The Brothers Karamazov is a polyphonic novel that displays the architectonic grandeur of a Gothic cathedral. Dostoevsky explores the souls of his characters, ranging from the depths of depravity to the heights of exaltation, from meanness to the nobility of which the ambivalent human spirit is capable. Taken together, the three brothers form a composite hero, constituting the body, the mind, and the soul. They represent three dimensions that include physical experience (Dmitri), intellectual reason (Ivan), and intuitive faith (Alyosha). This fragmented collective hero reveals the tragic fission of the fallen soul and illustrates how the division of the family is symptomatic of and largely responsible for the loss of a binding moral idea in contemporary society.

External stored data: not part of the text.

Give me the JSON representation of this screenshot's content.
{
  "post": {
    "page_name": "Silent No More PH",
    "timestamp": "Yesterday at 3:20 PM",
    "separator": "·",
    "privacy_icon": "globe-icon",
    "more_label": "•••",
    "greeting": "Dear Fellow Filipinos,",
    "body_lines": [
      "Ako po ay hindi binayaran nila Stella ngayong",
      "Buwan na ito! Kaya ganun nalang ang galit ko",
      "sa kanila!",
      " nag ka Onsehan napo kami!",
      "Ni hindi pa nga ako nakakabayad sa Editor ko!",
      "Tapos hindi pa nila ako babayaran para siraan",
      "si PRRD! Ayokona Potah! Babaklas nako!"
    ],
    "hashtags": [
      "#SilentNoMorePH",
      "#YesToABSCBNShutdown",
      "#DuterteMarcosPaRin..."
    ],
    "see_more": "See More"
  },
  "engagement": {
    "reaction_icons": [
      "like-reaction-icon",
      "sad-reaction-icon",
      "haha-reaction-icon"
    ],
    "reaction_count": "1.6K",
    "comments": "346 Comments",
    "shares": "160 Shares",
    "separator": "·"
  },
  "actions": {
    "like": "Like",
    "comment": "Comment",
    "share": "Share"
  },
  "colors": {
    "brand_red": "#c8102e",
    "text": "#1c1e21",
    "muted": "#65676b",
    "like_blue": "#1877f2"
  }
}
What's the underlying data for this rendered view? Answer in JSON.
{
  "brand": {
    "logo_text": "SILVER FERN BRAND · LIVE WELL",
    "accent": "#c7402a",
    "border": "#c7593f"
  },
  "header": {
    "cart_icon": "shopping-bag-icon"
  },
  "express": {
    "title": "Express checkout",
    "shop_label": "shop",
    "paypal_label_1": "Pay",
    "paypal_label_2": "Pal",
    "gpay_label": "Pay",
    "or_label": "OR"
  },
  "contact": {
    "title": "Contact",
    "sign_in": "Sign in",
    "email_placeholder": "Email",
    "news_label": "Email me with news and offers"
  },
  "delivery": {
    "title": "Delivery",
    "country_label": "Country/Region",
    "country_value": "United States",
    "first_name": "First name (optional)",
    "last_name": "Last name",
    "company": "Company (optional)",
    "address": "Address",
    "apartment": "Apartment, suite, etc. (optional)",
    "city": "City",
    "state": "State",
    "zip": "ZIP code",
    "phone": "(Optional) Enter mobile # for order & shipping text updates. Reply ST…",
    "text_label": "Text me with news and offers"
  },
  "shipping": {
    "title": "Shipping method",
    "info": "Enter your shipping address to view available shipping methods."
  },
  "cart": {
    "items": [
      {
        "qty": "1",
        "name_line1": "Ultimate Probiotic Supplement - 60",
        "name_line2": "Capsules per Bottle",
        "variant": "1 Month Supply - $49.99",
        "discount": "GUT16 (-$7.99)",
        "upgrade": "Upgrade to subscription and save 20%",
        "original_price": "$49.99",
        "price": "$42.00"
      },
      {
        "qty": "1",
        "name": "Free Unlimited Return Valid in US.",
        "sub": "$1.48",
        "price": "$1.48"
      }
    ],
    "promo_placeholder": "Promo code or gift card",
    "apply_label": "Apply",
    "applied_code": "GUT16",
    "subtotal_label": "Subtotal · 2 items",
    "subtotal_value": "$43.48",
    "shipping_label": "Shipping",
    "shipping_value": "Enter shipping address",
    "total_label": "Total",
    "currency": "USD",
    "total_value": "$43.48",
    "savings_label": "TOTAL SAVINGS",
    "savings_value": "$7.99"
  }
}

For me, the most artistic and controversial section of The Brothers Karamazov is the chapter concerning the Grand Inquisitor. Here Ivan rejects God, and therefore real love. Ivan says, “I don’t accept this world of God’s, and, although I know it exists, I don’t accept it at all. It’s not that I don’t accept God, you must understand, it’s the world created by him I don’t and cannot accept.” He goes on to say, “I could never understand how one can love one’s neighbors. It’s just one’s neighbors, to my mind, that one can’t love, though one might love those at a distance.” He argues that this idealized love is not realistic or possible. He continues, “One can love one’s neighbors in the abstract, or even at a distance, but at close quarters it is almost impossible.” He adds, “People talk sometimes about bestial cruelty, but that’s a great injustice and insult to the beast; a beast can never be so cruel as a man, so artistically, so artfully cruel.”